Updated on: April 15, 2025 / 5:09 PM EDT
/ CBS/AP
Elephants form “alert circle” to protect calves during San Diego earthquake
As the ground shook from a 5.2-magnitude earthquake, a herd of elephants at the San Diego Zoo Safari Park sprung into action to protect their young.
A video shot of their enclosure at the park Monday morning shows the five African elephants standing around in the morning sun before the camera shakes and they run in different directions. Then the older elephants — Ndlula, Umngani and Khosi — scramble to encircle and shield the two 7-year-old calves, Zuli and Mkhaya.
They remain huddled for several minutes as the older elephants look outward, appearing to be at the ready, their ears spread and flapping — even after the rocking stopped.
“Elephants have the unique ability to feel sounds through their feet and formed what is known as an ‘alert circle’ during the 5.2 magnitude earthquake that shook Southern California this morning,” the safari park wrote on a Facebook reel showing the pachyderms scrambling to protect the calves.
The park called the behavior “a natural response to perceived threats.”

San Diego Zoo Wildlife Alliance via AP
The quake was felt from San Diego to Los Angeles, 120 miles away. Seismologist Dr. Lucy Jones told CBS Los Angeles the earthquake is likely associated with the Elsinore Fault, which is a branch of the larger San Andreas Fault system. Jones said the depth of the quake was about eight miles below the surface of the Earth.
The quake sent boulders tumbling onto rural roads in San Diego County and knocked items off store shelves in the tiny mountain town of Julian near the epicenter but caused no injuries or major damage.
But it spooked the elephants.
Once in a circle, “they sort of freeze as they gather information about where the danger is,” said Mindy Albright, a curator of mammals at the San Diego Zoo Safari Park.
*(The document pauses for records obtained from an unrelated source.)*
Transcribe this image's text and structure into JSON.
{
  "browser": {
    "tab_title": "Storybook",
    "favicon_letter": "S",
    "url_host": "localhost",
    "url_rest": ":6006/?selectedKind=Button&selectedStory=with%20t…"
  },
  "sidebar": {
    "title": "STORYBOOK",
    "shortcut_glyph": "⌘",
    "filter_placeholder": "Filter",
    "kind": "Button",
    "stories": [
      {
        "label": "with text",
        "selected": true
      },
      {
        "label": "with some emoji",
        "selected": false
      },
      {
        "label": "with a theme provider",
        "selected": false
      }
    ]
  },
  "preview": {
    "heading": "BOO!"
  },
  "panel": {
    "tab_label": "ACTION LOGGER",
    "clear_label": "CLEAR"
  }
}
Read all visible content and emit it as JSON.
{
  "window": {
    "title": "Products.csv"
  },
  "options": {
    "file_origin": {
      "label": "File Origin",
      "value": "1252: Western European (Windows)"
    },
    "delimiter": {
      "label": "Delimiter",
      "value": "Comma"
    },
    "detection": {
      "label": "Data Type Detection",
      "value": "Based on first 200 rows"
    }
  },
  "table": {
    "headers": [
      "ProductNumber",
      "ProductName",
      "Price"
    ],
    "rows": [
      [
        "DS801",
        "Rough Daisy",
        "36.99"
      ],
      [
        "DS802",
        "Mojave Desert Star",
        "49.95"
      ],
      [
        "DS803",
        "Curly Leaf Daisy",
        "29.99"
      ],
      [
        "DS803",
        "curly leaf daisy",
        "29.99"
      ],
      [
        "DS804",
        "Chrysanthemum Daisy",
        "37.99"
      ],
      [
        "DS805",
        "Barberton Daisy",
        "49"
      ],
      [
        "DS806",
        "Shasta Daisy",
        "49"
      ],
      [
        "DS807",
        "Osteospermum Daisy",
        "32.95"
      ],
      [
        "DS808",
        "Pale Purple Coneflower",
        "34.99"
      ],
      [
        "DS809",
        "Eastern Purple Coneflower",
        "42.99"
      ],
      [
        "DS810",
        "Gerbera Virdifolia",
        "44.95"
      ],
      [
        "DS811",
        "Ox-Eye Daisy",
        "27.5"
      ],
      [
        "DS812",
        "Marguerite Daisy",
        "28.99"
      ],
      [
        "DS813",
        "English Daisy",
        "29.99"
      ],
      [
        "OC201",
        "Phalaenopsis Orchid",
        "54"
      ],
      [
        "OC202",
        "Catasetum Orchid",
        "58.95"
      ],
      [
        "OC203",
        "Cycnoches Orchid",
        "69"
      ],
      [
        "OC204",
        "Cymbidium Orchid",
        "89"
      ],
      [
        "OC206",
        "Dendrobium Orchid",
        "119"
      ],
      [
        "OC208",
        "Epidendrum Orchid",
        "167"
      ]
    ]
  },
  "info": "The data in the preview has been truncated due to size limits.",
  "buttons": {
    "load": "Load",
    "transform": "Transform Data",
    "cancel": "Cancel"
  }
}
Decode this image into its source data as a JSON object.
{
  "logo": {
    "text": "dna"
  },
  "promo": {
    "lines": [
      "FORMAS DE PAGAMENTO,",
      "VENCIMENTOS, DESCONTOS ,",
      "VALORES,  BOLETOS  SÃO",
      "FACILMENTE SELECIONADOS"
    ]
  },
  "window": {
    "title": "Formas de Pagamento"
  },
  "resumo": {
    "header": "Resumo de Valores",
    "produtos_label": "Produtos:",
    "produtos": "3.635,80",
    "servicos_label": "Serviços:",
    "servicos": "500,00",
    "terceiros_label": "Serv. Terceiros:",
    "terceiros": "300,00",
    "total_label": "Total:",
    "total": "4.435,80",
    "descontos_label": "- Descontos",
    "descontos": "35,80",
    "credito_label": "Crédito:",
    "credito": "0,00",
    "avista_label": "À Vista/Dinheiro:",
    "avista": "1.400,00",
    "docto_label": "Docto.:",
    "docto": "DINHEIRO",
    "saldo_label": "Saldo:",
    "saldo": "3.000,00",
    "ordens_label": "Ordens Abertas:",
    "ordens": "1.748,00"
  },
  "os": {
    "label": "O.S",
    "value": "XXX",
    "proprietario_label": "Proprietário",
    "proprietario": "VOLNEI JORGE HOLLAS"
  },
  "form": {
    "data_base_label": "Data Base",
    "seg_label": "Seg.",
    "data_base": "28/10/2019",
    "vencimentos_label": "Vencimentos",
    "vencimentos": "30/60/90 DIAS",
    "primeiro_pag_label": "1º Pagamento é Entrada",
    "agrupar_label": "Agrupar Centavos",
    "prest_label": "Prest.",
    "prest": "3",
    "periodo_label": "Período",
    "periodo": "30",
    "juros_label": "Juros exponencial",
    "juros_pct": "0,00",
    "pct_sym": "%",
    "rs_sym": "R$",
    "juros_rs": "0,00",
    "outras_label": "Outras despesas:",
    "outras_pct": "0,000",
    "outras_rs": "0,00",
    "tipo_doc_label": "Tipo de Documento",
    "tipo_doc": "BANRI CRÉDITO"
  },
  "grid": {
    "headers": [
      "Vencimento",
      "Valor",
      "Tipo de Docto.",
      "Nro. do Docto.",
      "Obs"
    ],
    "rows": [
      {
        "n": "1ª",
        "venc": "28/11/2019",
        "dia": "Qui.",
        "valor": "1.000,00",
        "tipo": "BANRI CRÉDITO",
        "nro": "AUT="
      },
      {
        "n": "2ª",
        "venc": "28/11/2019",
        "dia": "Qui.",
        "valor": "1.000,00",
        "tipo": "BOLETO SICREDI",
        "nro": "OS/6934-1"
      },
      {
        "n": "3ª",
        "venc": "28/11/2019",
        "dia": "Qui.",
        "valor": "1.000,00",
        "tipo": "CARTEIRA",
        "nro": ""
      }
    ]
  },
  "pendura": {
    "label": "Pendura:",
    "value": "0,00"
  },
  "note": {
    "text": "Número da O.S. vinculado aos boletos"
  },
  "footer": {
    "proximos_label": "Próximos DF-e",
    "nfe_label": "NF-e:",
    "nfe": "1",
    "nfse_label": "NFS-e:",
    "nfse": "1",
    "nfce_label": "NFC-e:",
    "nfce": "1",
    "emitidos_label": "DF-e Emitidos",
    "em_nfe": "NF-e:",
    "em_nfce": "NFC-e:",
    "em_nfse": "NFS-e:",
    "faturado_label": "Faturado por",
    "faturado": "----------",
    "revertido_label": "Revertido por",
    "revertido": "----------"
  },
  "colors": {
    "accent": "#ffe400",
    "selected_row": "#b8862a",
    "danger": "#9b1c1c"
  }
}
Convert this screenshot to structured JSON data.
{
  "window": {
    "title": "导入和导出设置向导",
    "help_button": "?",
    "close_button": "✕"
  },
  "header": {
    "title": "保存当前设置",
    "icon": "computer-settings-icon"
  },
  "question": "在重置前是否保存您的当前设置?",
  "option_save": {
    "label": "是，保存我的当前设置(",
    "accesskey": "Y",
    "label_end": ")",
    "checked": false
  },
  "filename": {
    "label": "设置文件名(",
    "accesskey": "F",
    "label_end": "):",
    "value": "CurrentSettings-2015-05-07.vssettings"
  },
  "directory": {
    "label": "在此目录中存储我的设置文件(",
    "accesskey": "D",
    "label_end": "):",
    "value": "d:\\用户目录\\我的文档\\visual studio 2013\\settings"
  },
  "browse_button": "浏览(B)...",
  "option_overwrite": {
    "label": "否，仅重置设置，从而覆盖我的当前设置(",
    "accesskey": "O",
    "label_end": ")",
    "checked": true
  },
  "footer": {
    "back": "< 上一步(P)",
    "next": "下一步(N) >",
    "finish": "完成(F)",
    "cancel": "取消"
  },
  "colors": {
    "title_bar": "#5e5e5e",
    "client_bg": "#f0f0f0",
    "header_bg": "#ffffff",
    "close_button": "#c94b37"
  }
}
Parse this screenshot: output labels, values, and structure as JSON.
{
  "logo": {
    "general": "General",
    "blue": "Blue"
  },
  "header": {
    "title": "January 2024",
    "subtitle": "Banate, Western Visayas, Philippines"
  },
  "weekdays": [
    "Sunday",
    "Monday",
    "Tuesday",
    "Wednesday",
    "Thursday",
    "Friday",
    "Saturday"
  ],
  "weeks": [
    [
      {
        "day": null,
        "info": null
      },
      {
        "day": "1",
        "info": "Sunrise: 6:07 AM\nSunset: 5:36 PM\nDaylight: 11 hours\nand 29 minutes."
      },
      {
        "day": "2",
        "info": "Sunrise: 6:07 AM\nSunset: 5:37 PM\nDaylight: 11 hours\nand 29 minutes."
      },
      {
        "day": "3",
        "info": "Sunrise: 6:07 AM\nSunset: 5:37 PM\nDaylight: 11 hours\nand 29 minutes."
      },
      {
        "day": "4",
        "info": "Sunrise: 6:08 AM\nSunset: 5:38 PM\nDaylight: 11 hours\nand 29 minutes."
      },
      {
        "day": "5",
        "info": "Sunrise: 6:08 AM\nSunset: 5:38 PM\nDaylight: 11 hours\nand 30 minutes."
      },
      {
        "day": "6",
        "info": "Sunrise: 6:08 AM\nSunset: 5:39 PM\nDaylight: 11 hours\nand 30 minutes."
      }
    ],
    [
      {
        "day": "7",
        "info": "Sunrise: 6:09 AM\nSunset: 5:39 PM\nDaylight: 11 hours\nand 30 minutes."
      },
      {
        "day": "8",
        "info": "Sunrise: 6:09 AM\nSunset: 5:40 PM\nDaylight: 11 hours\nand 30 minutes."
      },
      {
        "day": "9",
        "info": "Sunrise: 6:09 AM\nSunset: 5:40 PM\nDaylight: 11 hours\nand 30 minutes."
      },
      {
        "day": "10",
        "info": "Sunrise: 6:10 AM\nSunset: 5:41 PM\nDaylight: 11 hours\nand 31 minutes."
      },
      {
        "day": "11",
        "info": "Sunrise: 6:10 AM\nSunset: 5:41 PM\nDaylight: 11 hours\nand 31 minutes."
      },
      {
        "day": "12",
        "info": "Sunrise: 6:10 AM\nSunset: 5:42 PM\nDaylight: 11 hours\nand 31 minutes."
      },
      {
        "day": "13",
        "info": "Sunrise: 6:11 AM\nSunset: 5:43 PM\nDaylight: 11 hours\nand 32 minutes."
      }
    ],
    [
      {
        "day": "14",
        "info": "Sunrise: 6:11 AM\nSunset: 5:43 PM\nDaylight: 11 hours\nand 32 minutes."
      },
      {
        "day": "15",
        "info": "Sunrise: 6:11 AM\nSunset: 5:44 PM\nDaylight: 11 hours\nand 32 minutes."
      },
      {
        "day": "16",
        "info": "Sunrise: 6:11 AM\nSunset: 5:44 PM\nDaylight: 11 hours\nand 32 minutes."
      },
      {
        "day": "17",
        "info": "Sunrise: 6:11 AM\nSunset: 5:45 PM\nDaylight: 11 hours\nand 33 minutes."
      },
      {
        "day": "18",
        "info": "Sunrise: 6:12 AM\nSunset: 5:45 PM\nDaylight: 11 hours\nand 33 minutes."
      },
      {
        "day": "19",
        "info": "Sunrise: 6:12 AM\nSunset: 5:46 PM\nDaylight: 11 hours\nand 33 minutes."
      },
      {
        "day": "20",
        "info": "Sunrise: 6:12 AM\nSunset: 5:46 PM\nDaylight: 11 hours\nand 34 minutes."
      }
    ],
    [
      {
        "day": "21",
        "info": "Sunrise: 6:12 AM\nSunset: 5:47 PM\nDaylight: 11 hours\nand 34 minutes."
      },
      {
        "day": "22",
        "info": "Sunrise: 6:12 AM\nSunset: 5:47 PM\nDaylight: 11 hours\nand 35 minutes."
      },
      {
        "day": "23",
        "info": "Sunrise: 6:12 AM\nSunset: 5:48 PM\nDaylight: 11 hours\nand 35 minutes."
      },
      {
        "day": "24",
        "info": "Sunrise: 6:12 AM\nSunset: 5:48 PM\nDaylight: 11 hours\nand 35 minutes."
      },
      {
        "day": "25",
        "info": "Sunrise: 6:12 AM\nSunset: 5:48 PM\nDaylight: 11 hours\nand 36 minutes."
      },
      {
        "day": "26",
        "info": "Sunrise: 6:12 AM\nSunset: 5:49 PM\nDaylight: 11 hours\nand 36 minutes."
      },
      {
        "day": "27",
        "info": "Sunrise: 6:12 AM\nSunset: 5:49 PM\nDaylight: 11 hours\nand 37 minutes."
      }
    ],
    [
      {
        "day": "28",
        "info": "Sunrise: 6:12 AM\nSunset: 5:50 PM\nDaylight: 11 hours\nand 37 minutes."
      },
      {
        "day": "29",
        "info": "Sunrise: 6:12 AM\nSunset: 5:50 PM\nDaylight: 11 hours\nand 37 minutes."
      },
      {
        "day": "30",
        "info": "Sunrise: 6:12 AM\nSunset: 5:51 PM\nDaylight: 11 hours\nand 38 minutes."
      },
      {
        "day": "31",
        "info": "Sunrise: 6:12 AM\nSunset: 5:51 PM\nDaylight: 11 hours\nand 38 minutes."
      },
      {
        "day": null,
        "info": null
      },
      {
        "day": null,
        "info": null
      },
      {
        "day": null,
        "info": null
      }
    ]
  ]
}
Elephants are highly intelligent and social animals. In an “alert circle,” the young are typically clustered in the center and the adults face outward to defend the group.
In the video, one of the calves can be seen running for refuge between the adults, a group of matriarchs that all helped raise her. But the other calf, the only male, remained on the edge of the circle, wanting to show his courage and independence, Albright said. Meanwhile, the female elephant, Khosi, a teenager who helped raise him along with his biological mother, Ndlula, repeatedly tapped him on the back with her trunk, and even on the face, as if patting him to say, “Things are OK,” and “Stay back in the circle.”
Zuli is still a baby and is coddled as such, Albright said, but his role will change over the next few years as he becomes a bull and moves to join a bachelor group while the female elephants stay with the family unit for their entire lives.
“It’s so great to see them doing the thing we all should be doing — that any parent does, which is protect their children,” Albright said.
About an hour later when an aftershock hit, they briefly huddled again and then dispersed once they determined everyone was safe.
At least seven aftershocks were immediately reported after the initial quake, CBS Los Angeles reported, with the strongest one registering at 4.0-magnitude.